Delivery of the placenta

The placenta and amniotic sac, which supports and protects the baby for nine months, are still in the womb after birth. These need to be removed and this can happen spontaneously or take up to half an hour. Your midwife or doctor may rub your tummy under your belly button to tighten the uterus and loosen the placenta.

The uterus is currently the size of a large grapefruit. You may need to push to help the placenta come out. You may feel some pressure as the placenta is expelled, but not as much as the baby is born.

Your healthcare provider will examine the expelled placenta to make sure it is completely removed. In rare cases, part of the placenta may not be expelled and may remain attached to the wall of the uterus.

In this case, your doctor will reach into your uterus to remove any leftover pieces to prevent heavy bleeding that could result from a ruptured placenta. If you want to see the placenta, you can ask. They are usually happy to show you.

Pain and Other Emotions During Childbirth

If you choose a natural birth

If you decide to have a natural birth (birth without pain medication), you will feel all kinds of sensations. The two feelings you will experience the most are pain and pressure. Once you start pushing, some of the pressure will ease.

As the baby descends into the birth canal, you go from experiencing constant and increasing pressure, not just experiencing pressure during contractions. Having a bowel movement will feel like a strong urge as the baby presses on the same nerves.

If you choose to have an epidural

If you choose to have an epidural delivery, what you feel during labor will depend on the effectiveness of the epidural block. If the drug numbs the nerves properly, you may not feel anything. If it’s moderately effective, you may feel some pressure.

If it is mild, you will feel pressure, which can be uncomfortable for you. It depends on how well you tolerate the pressure sensations. You may not feel the tightness of the vagina and you probably won’t feel the episiotomy.

Possible rupture

While significant injuries are not common, the cervix may rupture during the dilation procedure and ultimately require repair.

Vaginal tissues are soft and flexible, but these tissues can rupture if delivery occurs quickly or with excessive force. In most cases, lacerations are minor and easily repaired. Sometimes they can be more serious and cause more long-term problems.

Normal delivery often damages the vagina and/or cervix. Up to 70 percent of women who give birth for the first time have an episiotomy or some type of surgery that requires repair.

Fortunately, the vagina and cervix have a rich blood supply.

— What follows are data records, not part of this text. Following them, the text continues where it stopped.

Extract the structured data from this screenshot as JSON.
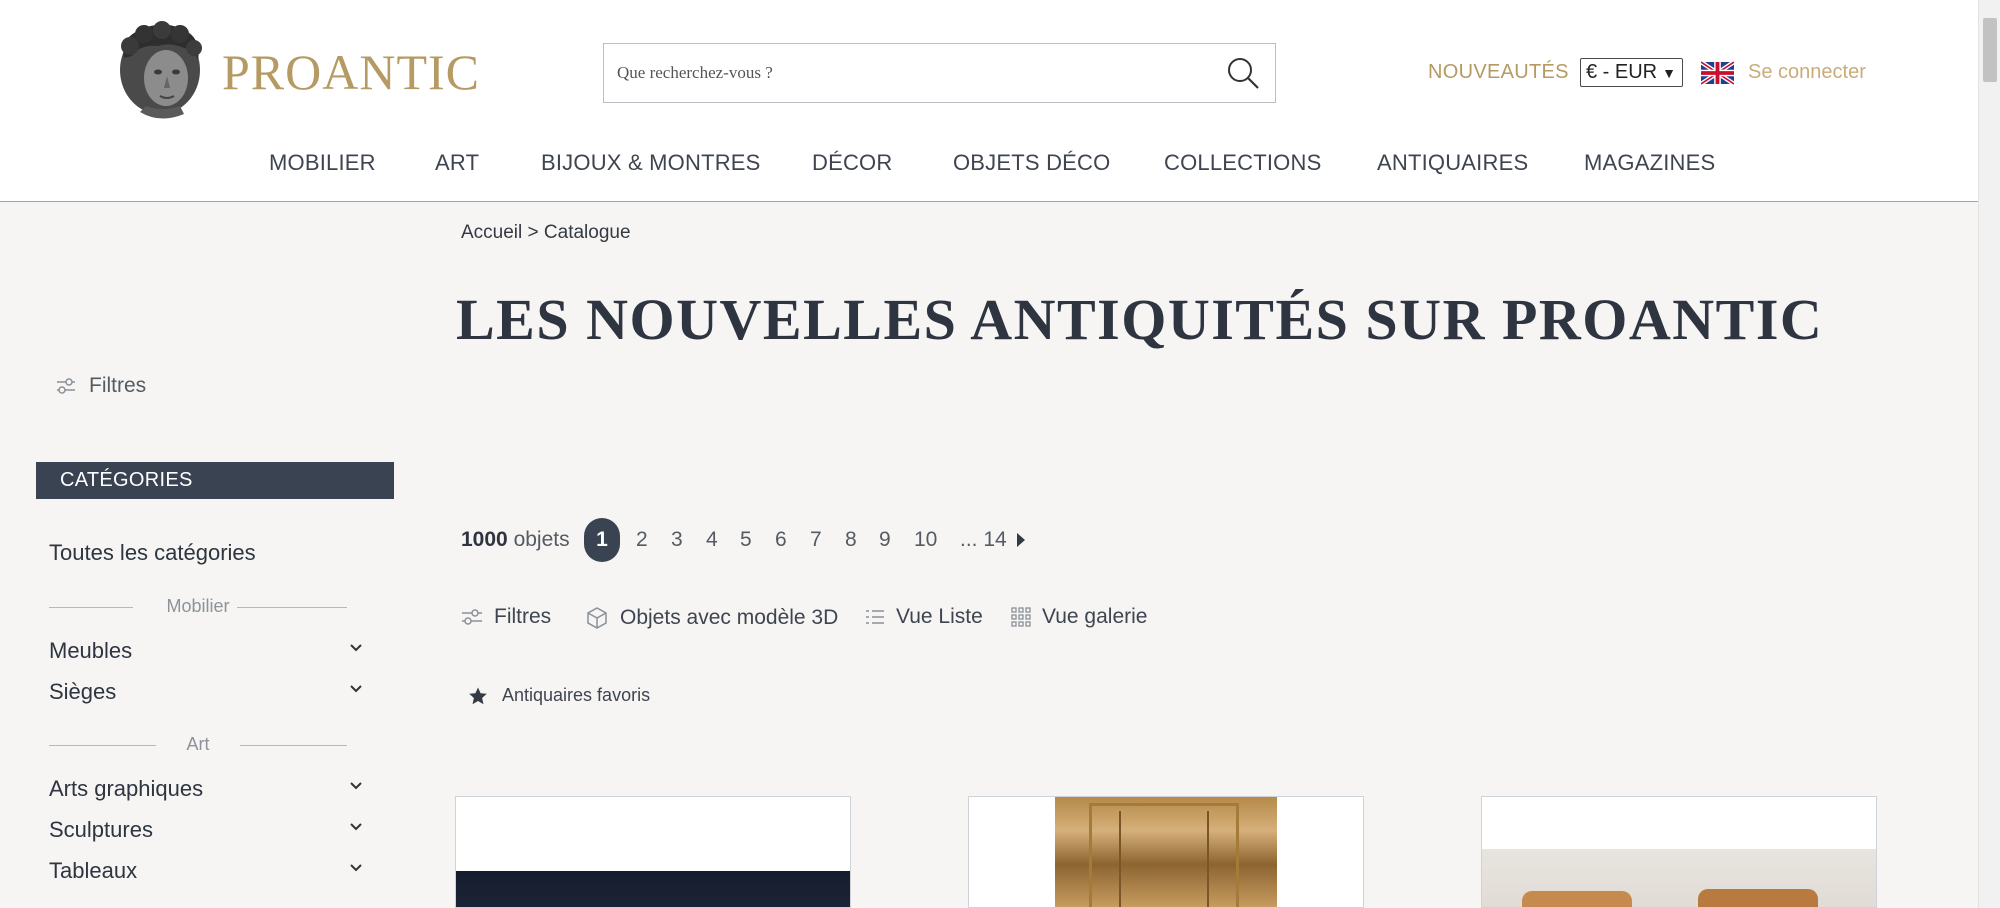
{
  "brand": {
    "name": "PROANTIC",
    "accent": "#b59a63",
    "dark": "#3a4352"
  },
  "search": {
    "placeholder": "Que recherchez-vous ?"
  },
  "header": {
    "new_label": "NOUVEAUTÉS",
    "currency_value": "€ - EUR",
    "signin_label": "Se connecter",
    "flag_icon": "uk-flag-icon"
  },
  "nav": {
    "items": [
      {
        "label": "MOBILIER"
      },
      {
        "label": "ART"
      },
      {
        "label": "BIJOUX & MONTRES"
      },
      {
        "label": "DÉCOR"
      },
      {
        "label": "OBJETS DÉCO"
      },
      {
        "label": "COLLECTIONS"
      },
      {
        "label": "ANTIQUAIRES"
      },
      {
        "label": "MAGAZINES"
      }
    ]
  },
  "breadcrumb": {
    "home": "Accueil",
    "separator": ">",
    "current": "Catalogue"
  },
  "page_title": "LES NOUVELLES ANTIQUITÉS SUR PROANTIC",
  "sidebar": {
    "filters_label": "Filtres",
    "categories_header": "CATÉGORIES",
    "all_categories": "Toutes les catégories",
    "groups": [
      {
        "label": "Mobilier",
        "items": [
          {
            "label": "Meubles"
          },
          {
            "label": "Sièges"
          }
        ]
      },
      {
        "label": "Art",
        "items": [
          {
            "label": "Arts graphiques"
          },
          {
            "label": "Sculptures"
          },
          {
            "label": "Tableaux"
          }
        ]
      }
    ]
  },
  "pagination": {
    "count_number": "1000",
    "count_label": "objets",
    "current_page": "1",
    "pages": [
      "2",
      "3",
      "4",
      "5",
      "6",
      "7",
      "8",
      "9",
      "10"
    ],
    "last_page": "... 14"
  },
  "toolbar": {
    "filters_label": "Filtres",
    "models3d_label": "Objets avec modèle 3D",
    "list_view_label": "Vue Liste",
    "gallery_view_label": "Vue galerie",
    "favorites_label": "Antiquaires favoris"
  }
}
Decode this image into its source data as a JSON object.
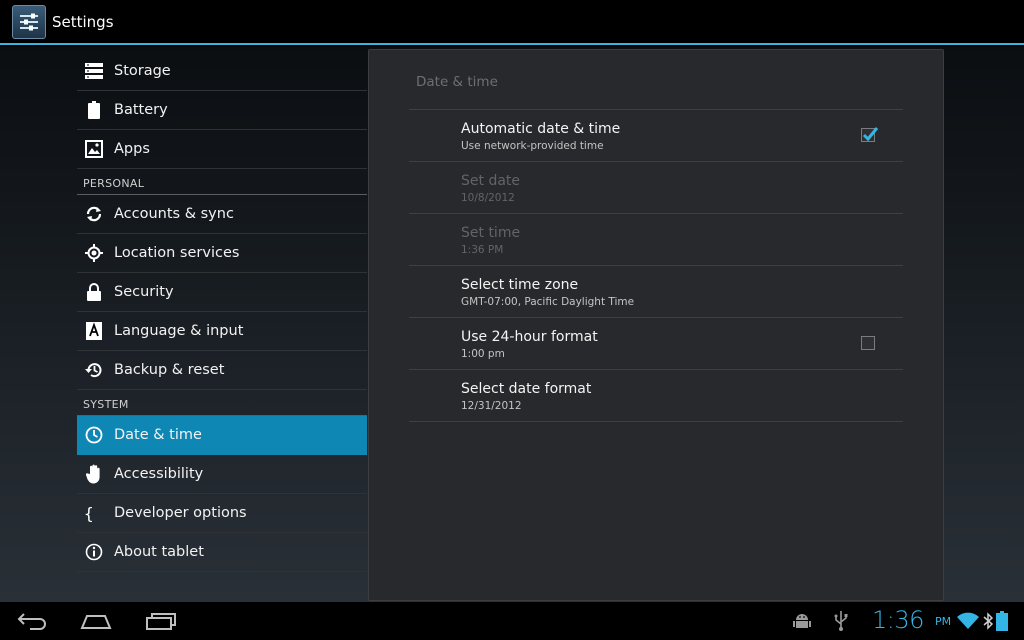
{
  "app": {
    "title": "Settings",
    "icon": "settings-sliders-icon"
  },
  "sidebar": {
    "items": [
      {
        "type": "item",
        "label": "Storage",
        "icon": "storage-icon"
      },
      {
        "type": "item",
        "label": "Battery",
        "icon": "battery-icon"
      },
      {
        "type": "item",
        "label": "Apps",
        "icon": "apps-icon"
      },
      {
        "type": "header",
        "label": "PERSONAL"
      },
      {
        "type": "item",
        "label": "Accounts & sync",
        "icon": "sync-icon"
      },
      {
        "type": "item",
        "label": "Location services",
        "icon": "location-icon"
      },
      {
        "type": "item",
        "label": "Security",
        "icon": "lock-icon"
      },
      {
        "type": "item",
        "label": "Language & input",
        "icon": "language-icon"
      },
      {
        "type": "item",
        "label": "Backup & reset",
        "icon": "backup-icon"
      },
      {
        "type": "header",
        "label": "SYSTEM"
      },
      {
        "type": "item",
        "label": "Date & time",
        "icon": "clock-icon",
        "active": true
      },
      {
        "type": "item",
        "label": "Accessibility",
        "icon": "hand-icon"
      },
      {
        "type": "item",
        "label": "Developer options",
        "icon": "braces-icon"
      },
      {
        "type": "item",
        "label": "About tablet",
        "icon": "info-icon"
      }
    ]
  },
  "panel": {
    "title": "Date & time",
    "prefs": [
      {
        "title": "Automatic date & time",
        "summary": "Use network-provided time",
        "checkbox": true,
        "checked": true,
        "enabled": true
      },
      {
        "title": "Set date",
        "summary": "10/8/2012",
        "checkbox": false,
        "enabled": false
      },
      {
        "title": "Set time",
        "summary": "1:36 PM",
        "checkbox": false,
        "enabled": false
      },
      {
        "title": "Select time zone",
        "summary": "GMT-07:00, Pacific Daylight Time",
        "checkbox": false,
        "enabled": true
      },
      {
        "title": "Use 24-hour format",
        "summary": "1:00 pm",
        "checkbox": true,
        "checked": false,
        "enabled": true
      },
      {
        "title": "Select date format",
        "summary": "12/31/2012",
        "checkbox": false,
        "enabled": true
      }
    ]
  },
  "statusbar": {
    "time": "1:36",
    "ampm": "PM",
    "icons": [
      "android-debug-icon",
      "usb-icon",
      "wifi-icon",
      "bluetooth-icon",
      "battery-status-icon"
    ]
  },
  "navbar": {
    "buttons": [
      "back-button",
      "home-button",
      "recent-apps-button"
    ]
  },
  "colors": {
    "accent": "#33b5e5",
    "active_item": "#0e87b5",
    "panel_bg": "#27292c"
  }
}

Therefore, injuries in these areas heal quickly and leave little or no scarring that can cause long-term problems.

Summary

Preparing yourself for childbirth is not impossible, but it is an unpredictable process. Understanding the timeline and hearing about other mothers’ experiences can work to make births less mysterious.

Many expectant mothers find it helpful to create a birth plan with their partner and share it with their healthcare team. Even if you create a plan, you may need to change your mind if the need arises. You should remember that your goal is to have a healthy baby and a healthy, positive experience.

Healthline, What to Expect During a Vaginal Delivery, 2018

References

  • Kettle C, et al. (2010). Absorbable stitches for repair of episiotomy and tears at childbirth.
  • Labor and delivery, postpartum care. (2016).
  • Stages of labor. (n.d.).
  • When to go to the hospital. (n.d.).